Lazio, le aziende studiano come esportare

export-sliderCamera di commercio e Unioncamere mettono a disposizione delle imprese la rete degli uffici all’estero

 

 

ROMA – Contro la perdurante crisi, le aziende del Lazio, soprattutto quelle piccole e medie, vogliono imboccare in modo deciso la strada dell’export puntando sulla loro internazionalizzazione. Su iniziativa di Network Globale, l’agenzia consortile per l’internazionalizzazione creata dalla Camera di Commercio di Roma e dall’Unioncamere Lazio, e del Consorzio Camerale nazionale per l’internazionalizzazione, per la prima volta oltre 130 imprenditori del Lazio, hanno partecipato, nel Tempio di Adriano, ad una fitta serie di contatti diretti (one-to-one) con i responsabili degli undici uffici italiani all’estero (in Brasile, Cina, Emirati Arabi Uniti, Giappone, India, Marocco, Messico, Qatar, Russia, Turchia e Usa) della rete internazionale camerale.

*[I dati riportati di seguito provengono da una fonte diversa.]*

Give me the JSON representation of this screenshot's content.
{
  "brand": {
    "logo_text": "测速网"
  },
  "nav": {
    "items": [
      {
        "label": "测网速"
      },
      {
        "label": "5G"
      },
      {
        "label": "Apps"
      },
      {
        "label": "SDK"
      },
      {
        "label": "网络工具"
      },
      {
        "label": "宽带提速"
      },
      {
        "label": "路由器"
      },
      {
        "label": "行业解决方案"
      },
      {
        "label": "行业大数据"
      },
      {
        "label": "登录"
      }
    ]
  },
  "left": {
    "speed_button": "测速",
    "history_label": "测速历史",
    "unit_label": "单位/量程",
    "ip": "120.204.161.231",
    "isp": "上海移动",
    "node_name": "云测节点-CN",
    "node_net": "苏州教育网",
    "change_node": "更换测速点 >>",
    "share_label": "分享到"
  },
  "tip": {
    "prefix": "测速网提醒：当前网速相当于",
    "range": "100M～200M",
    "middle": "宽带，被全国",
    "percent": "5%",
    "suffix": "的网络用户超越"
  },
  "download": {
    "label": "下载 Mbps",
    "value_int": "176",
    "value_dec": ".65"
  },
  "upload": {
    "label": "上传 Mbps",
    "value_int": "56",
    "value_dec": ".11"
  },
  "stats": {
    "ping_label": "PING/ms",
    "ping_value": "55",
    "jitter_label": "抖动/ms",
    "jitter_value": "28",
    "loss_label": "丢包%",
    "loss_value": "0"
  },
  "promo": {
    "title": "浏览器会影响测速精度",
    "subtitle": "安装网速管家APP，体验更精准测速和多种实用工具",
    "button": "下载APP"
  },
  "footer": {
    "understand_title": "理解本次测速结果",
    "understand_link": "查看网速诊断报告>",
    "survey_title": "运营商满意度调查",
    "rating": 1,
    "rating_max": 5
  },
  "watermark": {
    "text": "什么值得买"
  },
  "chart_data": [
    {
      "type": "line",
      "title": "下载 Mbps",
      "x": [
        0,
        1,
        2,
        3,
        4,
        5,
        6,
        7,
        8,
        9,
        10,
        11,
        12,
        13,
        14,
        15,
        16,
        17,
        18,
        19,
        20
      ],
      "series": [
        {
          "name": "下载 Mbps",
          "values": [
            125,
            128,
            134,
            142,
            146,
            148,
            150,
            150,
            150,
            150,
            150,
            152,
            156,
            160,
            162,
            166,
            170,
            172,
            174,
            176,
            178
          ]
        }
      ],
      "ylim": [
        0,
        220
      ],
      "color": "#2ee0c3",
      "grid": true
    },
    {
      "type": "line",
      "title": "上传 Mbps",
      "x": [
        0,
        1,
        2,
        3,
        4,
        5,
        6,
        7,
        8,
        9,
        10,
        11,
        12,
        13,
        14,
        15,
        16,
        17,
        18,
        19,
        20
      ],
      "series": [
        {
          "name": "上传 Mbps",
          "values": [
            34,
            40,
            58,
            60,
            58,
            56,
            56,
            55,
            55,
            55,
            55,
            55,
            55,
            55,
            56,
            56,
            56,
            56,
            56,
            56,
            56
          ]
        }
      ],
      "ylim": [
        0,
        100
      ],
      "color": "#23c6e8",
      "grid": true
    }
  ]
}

“’Abbiamo offerto alle imprese della nostra regione un’opportunità eccezionale di giocare la partita dell’internazionalizzazione, ormai unica strada obbligata rimasta per la loro crescita economica e occupazionale, senza sobbarcarsi costose spedizioni propedeutiche all’estero”, ha detto Aurelio Regina, presidente dell’agenzia Network Globale. ”L’adesione a questo evento e’ stata davvero eccezionale, sopra ogni aspettativa e di enorme successo”, ha aggiunto mettendo in evidenza come, ”con questa iniziativa i rappresentanti delle imprese del Lazio interessate a svilupparsi oltreconfine hanno infatti potuto sondare direttamente, nel corso di ben 280 incontri diretti, quali sono le opportunità di esportazione che si offrono alle loro produzioni, soprattutto verso le nuove economie, ossia quelle che, come i cosidetti paesi Bric (Brasile, Russia, India e Cina), meno di altre soffrono della crisi economica internazionale e, anzi, continuano ad avere trend in crescita”.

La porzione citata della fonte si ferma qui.